Collaboration is the lynchpin to our research, and that’s not the norm for all institutions. Science at Yale is so strong, and it’s extremely important for our department to be able to collaborate with other departments. We have a neuroscience research program, a clinical outcomes research informatics team, and a clinical trials program, among others. It’s a quite diversified group of folks.
What advances do you see coming in the field of anesthesiology in the next few years?
Anesthesiology was an early adopter of AI and large language models, in particular, because we generate a tremendous amount of physiologic data in our work that can be harnessed for predictive models. Rather than waiting to see whose blood pressure or oxygen levels will drop, we can use past data to predict these outcomes and decide who may need to be treated preventatively.

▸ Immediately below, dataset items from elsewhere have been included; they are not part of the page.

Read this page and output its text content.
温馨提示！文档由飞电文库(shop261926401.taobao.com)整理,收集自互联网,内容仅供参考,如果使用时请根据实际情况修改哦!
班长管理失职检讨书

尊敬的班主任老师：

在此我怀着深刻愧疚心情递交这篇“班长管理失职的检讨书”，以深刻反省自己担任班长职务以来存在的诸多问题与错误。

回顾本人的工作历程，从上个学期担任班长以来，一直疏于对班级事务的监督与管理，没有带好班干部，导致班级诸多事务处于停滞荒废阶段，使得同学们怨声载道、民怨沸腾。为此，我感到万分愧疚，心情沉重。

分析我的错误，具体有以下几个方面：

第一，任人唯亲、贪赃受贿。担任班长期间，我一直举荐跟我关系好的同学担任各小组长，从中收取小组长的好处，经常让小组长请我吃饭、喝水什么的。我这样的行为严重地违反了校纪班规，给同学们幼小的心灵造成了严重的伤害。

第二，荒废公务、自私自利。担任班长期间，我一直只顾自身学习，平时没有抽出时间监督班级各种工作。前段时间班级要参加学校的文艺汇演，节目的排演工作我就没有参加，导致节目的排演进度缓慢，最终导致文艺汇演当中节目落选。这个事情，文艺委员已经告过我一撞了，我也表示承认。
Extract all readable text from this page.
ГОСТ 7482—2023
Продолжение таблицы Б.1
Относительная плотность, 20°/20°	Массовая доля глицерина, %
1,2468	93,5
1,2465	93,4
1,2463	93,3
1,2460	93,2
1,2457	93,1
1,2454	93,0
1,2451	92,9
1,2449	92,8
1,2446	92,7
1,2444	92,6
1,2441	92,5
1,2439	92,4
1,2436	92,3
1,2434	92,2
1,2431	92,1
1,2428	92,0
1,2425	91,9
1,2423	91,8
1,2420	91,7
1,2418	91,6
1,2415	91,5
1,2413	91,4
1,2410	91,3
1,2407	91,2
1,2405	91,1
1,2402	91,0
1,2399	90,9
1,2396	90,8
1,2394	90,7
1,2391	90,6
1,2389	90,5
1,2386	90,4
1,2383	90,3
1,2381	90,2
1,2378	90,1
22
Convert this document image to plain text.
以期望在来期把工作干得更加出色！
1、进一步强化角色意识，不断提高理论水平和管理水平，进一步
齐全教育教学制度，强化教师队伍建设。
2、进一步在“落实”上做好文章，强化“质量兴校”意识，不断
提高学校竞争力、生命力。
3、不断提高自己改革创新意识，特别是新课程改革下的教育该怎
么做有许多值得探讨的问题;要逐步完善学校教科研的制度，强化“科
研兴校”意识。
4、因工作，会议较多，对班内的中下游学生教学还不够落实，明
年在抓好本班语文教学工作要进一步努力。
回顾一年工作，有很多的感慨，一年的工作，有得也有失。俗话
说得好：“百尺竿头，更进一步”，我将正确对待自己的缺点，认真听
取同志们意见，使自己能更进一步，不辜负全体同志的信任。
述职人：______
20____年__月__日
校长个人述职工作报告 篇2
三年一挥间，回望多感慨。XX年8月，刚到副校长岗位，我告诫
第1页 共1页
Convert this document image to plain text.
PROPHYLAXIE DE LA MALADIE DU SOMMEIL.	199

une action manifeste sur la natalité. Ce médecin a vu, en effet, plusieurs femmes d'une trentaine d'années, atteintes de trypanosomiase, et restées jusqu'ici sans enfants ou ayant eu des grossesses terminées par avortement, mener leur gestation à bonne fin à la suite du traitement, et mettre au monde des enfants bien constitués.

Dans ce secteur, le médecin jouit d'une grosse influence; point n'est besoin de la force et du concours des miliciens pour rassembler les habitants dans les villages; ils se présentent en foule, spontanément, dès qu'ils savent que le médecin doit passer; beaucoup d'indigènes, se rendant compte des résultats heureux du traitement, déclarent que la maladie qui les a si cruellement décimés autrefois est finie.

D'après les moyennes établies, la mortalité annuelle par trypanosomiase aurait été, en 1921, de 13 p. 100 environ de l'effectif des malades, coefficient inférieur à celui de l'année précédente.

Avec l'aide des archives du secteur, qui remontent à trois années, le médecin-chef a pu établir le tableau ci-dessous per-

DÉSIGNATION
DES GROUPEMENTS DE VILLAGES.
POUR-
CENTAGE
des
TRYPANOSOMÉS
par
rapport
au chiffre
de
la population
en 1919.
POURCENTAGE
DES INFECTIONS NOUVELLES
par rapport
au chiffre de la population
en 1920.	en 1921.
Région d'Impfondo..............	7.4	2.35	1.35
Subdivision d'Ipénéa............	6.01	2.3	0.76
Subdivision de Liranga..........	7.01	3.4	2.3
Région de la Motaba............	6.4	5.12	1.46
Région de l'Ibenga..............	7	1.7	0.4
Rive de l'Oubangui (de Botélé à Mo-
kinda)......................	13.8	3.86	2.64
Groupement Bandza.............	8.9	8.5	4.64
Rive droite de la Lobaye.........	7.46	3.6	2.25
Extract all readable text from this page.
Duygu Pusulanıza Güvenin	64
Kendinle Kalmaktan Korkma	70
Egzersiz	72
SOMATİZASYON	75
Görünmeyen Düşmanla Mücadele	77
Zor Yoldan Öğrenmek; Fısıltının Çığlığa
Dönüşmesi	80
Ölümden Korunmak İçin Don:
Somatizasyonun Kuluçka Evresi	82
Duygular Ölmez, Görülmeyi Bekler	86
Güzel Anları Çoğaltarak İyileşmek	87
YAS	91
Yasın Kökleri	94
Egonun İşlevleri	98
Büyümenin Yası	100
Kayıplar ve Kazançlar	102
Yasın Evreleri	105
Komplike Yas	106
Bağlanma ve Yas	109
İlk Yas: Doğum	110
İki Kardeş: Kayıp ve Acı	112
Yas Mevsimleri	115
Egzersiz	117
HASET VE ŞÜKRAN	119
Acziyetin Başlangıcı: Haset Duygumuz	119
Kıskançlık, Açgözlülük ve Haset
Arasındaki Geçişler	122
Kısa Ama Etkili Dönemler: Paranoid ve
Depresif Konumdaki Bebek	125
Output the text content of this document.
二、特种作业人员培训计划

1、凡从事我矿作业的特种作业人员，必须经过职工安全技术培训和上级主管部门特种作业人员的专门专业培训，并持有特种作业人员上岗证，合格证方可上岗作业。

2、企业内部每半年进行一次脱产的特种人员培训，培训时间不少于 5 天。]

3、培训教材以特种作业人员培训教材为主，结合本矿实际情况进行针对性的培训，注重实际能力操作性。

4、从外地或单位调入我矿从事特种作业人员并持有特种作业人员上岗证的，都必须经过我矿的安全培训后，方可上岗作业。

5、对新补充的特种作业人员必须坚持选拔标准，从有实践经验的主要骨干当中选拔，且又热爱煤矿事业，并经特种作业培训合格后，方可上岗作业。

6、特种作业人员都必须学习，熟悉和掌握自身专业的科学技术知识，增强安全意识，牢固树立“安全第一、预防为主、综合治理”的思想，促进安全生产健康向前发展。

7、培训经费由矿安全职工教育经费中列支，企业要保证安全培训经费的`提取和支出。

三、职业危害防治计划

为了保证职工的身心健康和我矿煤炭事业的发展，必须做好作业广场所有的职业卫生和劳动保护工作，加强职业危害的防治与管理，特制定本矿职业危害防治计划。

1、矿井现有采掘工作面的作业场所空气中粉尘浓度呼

These models are going to become much more pervasive in the next few years; they will help us personalize what we do for patients. Because there’s a nationwide shortage of anesthesiologists, I think the anesthesiologists themselves will focus more and more on the complex patients, and use the models to help with more standard care. It’s not like AI is going to take off and have a life of its own; we’ll still be involved with all our patients’ care.
On the surgery side, more procedures are taking place outside of the operating room, and more laparoscopic and robotic approaches are being used. As surgery changes, anesthesiology changes as well in partnership with surgery. There is a growing list of regional blocks available to patients, and the goal is increasingly focused on rapid recovery from surgery and anesthesia. Anesthesiologists also play an important role beyond the operating room and labor and delivery floors. We’re intensivists in the ICU. We’re also expert pain management physicians in and outside of the operating room, and that area is expanding as well. Things are very much at an inflection point in the field, and it’s very exciting.